Editor’s Note: I recently completed publishing a series of guest posts on the topic of teaching Math to English Language Learners. I thought it would be helpful to me – and to all ELL educators – to do a similar series on English Language Learner students who might, or might not, have additional learning challengers, and how we can best approach handling that kind of situation (see ARE YOU AN ELL EDUCATOR & HAVE INTEREST IN WRITING A GUEST POST ABOUT ELLS WITH SPECIAL NEEDS?). I’ll be adding these posts to The Best Resources On Assisting ELLs With Special Needs – Help Me Find More.
The first post in the series was written by Carly Spina: GUEST POST: IS IT LANGUAGE, OR IS IT A LEARNING CHALLENGE?
The second was authored by Michelle McCann: GUEST POST: ELLS & SPECIAL NEEDS – A VIEW FROM CANADA
The third was from Blanca Huertas: GUEST POST: IDENTIFYING LEARNING DISABILITIES IN ENGLISH LEARNERS
The fourth was by Jessica Bell: Twice Exceptional
Today’s post is by Marcela Falcone.
Marcela Falcone is in her 18th year as a 3rd Grade Bilingual Teacher in the Brentwood School District on Long Island, New York. She previously taught PreK, 1st Grade, and 2nd Grade. Follow her on Twitter @marcela_falcone.

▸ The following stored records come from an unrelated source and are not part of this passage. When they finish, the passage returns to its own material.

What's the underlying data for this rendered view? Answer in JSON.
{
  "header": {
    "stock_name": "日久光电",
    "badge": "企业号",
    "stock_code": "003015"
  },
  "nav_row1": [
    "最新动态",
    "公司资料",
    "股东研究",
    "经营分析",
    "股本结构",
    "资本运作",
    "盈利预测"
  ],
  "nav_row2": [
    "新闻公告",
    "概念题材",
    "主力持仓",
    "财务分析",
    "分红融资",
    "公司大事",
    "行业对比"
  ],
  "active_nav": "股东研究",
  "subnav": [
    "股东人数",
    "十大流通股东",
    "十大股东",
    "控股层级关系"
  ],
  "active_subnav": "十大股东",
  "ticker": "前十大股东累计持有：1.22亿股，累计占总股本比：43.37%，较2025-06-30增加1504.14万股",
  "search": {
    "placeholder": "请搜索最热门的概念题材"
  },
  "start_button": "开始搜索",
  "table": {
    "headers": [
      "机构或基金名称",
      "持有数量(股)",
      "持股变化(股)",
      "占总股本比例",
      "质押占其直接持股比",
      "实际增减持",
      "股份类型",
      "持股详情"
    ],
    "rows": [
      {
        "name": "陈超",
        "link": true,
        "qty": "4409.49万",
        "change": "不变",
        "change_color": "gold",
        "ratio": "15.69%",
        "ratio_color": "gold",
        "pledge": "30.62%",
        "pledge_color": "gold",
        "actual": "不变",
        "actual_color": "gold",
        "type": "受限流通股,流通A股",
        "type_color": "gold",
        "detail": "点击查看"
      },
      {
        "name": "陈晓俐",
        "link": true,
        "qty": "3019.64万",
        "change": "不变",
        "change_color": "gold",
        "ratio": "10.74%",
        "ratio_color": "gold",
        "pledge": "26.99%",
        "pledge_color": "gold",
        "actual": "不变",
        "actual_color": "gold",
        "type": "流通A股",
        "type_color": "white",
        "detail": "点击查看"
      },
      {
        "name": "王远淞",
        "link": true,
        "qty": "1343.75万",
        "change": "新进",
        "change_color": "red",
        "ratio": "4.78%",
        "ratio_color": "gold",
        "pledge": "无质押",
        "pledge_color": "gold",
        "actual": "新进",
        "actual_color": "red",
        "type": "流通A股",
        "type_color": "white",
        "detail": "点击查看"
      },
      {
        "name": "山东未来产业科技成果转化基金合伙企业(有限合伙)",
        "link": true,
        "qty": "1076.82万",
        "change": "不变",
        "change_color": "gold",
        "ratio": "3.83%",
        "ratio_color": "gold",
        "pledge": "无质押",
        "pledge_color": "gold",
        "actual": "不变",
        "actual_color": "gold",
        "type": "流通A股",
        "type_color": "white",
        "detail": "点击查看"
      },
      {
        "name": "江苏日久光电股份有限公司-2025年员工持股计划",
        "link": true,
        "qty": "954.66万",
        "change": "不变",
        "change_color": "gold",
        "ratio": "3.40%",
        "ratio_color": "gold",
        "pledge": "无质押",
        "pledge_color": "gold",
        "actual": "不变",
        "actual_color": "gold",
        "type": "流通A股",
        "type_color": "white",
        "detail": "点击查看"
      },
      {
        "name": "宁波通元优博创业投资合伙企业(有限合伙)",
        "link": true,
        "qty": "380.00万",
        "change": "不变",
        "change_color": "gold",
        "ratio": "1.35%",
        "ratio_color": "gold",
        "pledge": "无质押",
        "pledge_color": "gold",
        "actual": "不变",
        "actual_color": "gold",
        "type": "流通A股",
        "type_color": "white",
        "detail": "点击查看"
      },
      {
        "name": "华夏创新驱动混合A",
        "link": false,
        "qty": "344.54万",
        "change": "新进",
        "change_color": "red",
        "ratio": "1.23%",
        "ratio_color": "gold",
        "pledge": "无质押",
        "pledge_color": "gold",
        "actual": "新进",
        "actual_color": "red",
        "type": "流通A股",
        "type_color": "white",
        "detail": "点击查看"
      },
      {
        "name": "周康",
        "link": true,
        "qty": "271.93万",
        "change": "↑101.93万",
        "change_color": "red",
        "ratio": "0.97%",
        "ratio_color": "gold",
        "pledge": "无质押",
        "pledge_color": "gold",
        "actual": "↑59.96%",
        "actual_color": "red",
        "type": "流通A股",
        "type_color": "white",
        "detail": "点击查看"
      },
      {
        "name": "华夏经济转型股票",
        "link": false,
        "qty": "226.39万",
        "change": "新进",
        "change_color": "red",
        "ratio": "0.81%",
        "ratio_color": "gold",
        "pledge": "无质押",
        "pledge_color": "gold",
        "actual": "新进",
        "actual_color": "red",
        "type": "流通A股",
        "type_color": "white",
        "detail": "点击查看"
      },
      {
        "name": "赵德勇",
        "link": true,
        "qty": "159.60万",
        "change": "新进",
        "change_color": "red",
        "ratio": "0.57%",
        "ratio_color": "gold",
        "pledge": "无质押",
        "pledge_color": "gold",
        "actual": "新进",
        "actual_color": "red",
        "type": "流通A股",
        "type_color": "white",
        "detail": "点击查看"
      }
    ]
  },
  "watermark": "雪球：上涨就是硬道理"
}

“We can’t help him until he learns English,” explained my colleague. As I began to set-up for the next day in my third grade bilingual classroom, something didn’t sit right. I responded, “But he is struggling with decoding in BOTH languages!”
It was at this exact moment that I realized the importance of distinguishing between a special need and a language acquisition issue. At the same time, I also created a plan to understand the difference between the two possibilities.
The first step of the plan centers on assessing the child’s ability in his or her native language. If the student is having the same difficulty in similar skill areas in both languages, it can indicate a learning challenge. Please keep in mind that factors such as schooling in the student’s home country can play a role.
Next, it is important to take a close look at how long the student has been in the country and reasonable expectations of language acquisition. How long has the child received direct instruction in English immersion? Is he or she receiving support at home?
The third step revolves around teacher intuition. This will be different for veterans in the field compared to new teachers. But we are all in our profession for a reason. It is our goal to best meet the individual needs of each child. If you are differentiating your instruction and not seeing adequate growth, it is crucial to reflect on the possibility of a special need being present.
Once you follow these steps, a member of the special education department can help with observations, allowing for a second opinion on the situation. The educators should observe together, with each using specific expertise. After collaborating together, the next step is to approach the multidisciplinary team that works within the special education department.
If for any reason, there is pushback, it is important to use more formal assessments. When you show evidence of learning issues in a child’s native language through data, it can be helpful to other educators.